My first response was that banking liquidity must be under pressure again. Here I checked the daily liquidity position and found to my surprise it has consistently improved from the lows in March and early April. Granted, liquidity is not as comfortable as September last year but make no mistake, it is not nearly as bad as April last year. Even Repos and BoN Bills which hit highs early in April, have come down by about N$140 million and N$230 million respectively.

These levels suggest there must be some other reason why the shorter TBs disappointed, and another different reason why ten years out is about the maximum investment horizon.

I can only speculate but I believe that especially banks, are holding back on the short TBs, not because the rate or the maturity put them off, but simply because they need the money themselves, not to patch holes but to lend out. I am waiting for the banking stats to see if this may be so, but if I bring various other indicators into the mix, it seems that there is a not-insignificant revival in credit or at least in demand for credit. For confirmation, I will have to wait for the new Private Sector Credit figures but I am optimistic that we will now start seeing a gradual improvement.

For the complete lack of interest in the longer bonds, it is obviously influenced by trading desk policy, and that mostly by the commercial banks where the favourite window is five years. They are willing to allocate only a certain percentage of reserves to the next five year cycle. It is clear from the auction results that investors have bought into the switch mechanism and are happy to make the change at rates I deem reasonable given the government’s current predicament.

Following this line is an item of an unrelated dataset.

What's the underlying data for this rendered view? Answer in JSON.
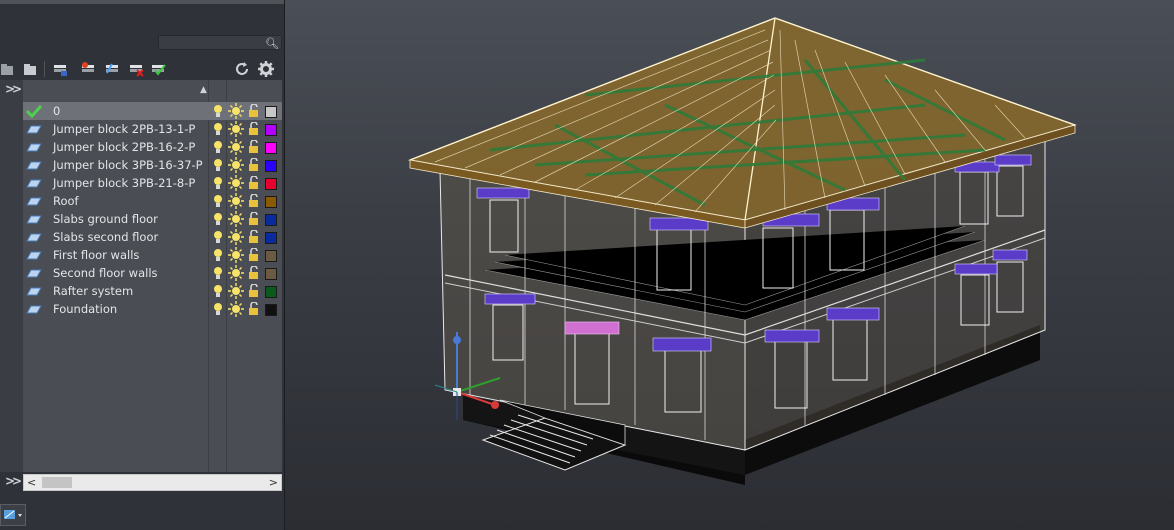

As an aside, the switch auctions have been successful beyond expectation. At some of last year’s auctions, the government managed to improve its cashflow by more than one billion dollars and that from a single event which took only a few hours to complete. Even this week’s more conservative offer helps to improve government cashflow significantly without changing anything to the bigger debt dynamics. It is now only a matter of stimulating more appetite for the instruments beyond ten years but I believe that will come as the economy gathers momentum and as investors gain confidence in the health of sovereign finances twenty five years from now.